Guam Highway 4 (GH-4) is one of the primary automobile highways in the United States territory of Guam.

==Route description==
GH-4 is the major highway along the southeastern coast of Guam, comprising the majority of a loop around the southern half of the island (the rest is taken up by GH-1, GH-2A, and GH-2). The highway begins at the south end of GH-2 at the Magellan Monument in Umatac (the road officially changes designations at the crossing of the Umatac River).

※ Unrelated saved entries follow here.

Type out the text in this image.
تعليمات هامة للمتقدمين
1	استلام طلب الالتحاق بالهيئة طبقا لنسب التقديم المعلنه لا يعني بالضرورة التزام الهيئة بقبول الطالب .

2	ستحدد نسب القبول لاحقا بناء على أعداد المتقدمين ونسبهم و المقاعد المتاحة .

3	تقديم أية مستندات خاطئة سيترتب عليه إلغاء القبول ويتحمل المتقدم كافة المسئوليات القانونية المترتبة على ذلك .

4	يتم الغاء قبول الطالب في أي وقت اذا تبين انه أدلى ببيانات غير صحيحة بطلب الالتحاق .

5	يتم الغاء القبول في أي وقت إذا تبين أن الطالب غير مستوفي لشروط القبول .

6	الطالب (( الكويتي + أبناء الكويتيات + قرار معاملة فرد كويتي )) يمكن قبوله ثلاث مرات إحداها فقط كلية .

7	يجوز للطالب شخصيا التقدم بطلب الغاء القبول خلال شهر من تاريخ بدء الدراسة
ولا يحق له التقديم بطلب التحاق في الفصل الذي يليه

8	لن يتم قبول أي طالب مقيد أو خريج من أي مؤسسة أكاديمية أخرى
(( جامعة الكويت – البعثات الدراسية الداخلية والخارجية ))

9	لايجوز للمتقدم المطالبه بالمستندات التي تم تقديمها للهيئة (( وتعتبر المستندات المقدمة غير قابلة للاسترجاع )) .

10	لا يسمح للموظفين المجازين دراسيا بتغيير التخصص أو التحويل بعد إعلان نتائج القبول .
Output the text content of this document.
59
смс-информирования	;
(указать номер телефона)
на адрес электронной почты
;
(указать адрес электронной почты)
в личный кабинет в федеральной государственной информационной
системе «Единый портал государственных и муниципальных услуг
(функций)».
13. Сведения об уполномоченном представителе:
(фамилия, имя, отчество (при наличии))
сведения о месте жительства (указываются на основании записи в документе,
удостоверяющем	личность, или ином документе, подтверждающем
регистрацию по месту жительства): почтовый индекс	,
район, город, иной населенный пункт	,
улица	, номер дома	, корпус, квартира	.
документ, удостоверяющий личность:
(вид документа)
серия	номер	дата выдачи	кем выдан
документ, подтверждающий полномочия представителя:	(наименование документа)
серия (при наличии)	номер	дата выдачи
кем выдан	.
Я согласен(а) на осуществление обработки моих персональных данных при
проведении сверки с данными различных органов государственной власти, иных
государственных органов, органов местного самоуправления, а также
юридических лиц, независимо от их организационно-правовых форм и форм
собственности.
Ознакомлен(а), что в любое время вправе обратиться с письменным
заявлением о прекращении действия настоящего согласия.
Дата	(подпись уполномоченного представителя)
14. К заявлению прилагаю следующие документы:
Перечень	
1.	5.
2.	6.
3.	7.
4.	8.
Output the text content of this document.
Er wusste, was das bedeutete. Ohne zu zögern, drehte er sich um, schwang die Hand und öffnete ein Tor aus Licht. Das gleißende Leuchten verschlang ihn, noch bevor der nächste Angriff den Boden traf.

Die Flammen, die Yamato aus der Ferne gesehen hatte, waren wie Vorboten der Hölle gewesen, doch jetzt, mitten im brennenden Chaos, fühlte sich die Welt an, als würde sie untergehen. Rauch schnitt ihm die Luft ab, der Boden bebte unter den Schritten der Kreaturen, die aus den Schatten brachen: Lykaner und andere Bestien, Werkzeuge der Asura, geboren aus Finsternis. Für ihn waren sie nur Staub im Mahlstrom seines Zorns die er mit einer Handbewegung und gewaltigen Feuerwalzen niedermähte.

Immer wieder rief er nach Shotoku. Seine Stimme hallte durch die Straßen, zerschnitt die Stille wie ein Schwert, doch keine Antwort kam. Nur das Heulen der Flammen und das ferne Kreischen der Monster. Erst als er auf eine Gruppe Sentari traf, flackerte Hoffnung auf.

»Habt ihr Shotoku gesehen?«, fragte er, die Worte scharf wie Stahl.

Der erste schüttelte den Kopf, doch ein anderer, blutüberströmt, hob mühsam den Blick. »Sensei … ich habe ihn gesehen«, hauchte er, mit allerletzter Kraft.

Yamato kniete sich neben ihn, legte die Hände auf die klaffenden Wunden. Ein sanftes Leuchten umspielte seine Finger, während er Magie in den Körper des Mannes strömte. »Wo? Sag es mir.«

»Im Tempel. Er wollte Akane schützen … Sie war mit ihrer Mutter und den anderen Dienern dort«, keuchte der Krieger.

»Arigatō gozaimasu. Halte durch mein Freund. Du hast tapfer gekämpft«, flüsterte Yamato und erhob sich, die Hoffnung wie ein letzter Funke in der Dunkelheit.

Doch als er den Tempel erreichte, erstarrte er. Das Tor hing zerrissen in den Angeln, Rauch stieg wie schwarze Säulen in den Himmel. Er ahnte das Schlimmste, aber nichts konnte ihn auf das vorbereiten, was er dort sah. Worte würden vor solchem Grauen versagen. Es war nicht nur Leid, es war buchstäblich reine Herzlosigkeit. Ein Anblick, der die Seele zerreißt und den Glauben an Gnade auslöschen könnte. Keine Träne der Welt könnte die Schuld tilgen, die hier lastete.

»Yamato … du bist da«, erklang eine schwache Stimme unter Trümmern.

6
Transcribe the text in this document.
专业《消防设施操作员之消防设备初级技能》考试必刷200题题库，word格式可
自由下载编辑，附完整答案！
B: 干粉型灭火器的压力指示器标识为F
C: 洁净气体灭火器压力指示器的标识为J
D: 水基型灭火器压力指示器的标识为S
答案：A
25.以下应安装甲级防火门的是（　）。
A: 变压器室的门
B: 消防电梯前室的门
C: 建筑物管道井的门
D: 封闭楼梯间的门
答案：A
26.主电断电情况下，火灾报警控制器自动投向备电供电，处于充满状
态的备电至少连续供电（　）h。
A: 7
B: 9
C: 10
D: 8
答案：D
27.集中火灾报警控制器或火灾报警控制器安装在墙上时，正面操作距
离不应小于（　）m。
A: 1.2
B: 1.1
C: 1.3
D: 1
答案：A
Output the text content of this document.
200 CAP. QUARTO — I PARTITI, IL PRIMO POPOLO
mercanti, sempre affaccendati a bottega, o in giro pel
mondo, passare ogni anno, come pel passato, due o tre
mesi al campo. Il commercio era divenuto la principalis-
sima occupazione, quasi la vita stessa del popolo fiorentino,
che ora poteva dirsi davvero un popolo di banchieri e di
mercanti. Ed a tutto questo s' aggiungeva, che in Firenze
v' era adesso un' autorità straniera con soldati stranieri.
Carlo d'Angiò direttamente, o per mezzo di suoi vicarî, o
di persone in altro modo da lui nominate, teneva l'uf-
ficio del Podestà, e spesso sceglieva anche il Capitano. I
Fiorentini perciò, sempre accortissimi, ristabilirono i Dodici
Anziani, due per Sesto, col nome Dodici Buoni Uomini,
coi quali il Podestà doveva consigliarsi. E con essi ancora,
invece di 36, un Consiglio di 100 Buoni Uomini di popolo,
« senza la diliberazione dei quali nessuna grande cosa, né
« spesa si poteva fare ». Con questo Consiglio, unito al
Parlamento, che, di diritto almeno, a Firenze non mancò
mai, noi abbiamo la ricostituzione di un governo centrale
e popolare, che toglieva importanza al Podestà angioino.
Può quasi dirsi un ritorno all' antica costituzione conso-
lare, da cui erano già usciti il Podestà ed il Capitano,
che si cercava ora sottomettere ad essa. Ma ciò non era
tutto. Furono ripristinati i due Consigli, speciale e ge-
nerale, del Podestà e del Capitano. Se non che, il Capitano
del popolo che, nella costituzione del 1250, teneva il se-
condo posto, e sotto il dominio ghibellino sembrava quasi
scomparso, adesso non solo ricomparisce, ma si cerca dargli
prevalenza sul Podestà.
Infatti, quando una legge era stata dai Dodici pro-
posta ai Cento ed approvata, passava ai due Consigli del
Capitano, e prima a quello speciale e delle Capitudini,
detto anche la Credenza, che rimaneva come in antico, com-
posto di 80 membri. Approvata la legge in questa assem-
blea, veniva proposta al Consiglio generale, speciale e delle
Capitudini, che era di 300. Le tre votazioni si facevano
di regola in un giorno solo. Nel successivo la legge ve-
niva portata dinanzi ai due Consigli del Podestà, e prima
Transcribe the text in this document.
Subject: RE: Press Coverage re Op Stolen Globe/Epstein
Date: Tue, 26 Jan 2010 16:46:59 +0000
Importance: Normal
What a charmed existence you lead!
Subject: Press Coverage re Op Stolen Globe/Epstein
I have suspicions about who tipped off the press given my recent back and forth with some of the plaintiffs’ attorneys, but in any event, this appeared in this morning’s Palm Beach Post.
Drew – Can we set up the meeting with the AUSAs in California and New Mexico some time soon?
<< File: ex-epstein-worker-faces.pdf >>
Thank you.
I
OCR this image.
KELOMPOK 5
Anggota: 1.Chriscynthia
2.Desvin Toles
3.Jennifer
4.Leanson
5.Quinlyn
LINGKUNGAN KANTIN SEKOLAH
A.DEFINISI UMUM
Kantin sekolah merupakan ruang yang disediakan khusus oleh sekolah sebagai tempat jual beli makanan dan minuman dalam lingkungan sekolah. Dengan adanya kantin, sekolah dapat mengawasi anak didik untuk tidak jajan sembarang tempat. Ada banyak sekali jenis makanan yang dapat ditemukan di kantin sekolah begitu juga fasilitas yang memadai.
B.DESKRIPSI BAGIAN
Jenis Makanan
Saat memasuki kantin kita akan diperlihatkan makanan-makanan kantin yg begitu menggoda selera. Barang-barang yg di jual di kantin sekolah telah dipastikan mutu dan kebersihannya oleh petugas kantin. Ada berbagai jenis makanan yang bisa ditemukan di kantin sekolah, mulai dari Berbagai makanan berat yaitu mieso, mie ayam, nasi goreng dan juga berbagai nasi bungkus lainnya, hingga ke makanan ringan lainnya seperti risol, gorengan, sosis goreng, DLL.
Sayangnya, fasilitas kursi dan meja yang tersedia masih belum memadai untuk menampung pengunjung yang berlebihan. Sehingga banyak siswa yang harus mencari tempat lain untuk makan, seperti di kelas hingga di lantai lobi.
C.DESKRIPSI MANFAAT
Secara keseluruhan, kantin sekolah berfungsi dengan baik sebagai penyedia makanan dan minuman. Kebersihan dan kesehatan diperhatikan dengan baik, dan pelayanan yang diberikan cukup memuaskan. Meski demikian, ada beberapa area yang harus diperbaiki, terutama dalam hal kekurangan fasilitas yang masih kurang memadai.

The road then begins its counterclockwise journey around the southern half of the island, first going south to the southernmost tip of the island at Merizo and then proceeding along the coast, first eastward to Inarajan and then north to Talofofo and Yona, where it meets GH-17 (Cross Island Road). From there, it turns northwest as it passes through Chalan Pago-Ordot (junctioning with GH-10 and GH-15 to points east) and Sinajana before finally reaching its eastern terminus in Hagåtña, junctioning with GH-1 (Marine Corps Drive) at Chief Quipuha Park.

==Major intersections==

| Location | mi | km | Destinations | Notes |
| Umatac |  |  | GH-2 | Western terminus |
| Talofofo |  |  | GH-4A |  |
| Yona |  |  | GH-17 |  |
| Chalan Pago-Ordot |  |  | GH-10 |  |
|  |  | GH-15 |  |
| Hagåtña |  |  | GH-1 | Eastern terminus |
1.000 mi = 1.609 km; 1.000 km = 0.621 mi

==Suffixed route==

Guam Highway 4A (GH-4A) connects GH-4 to GH-17 in Talofofo.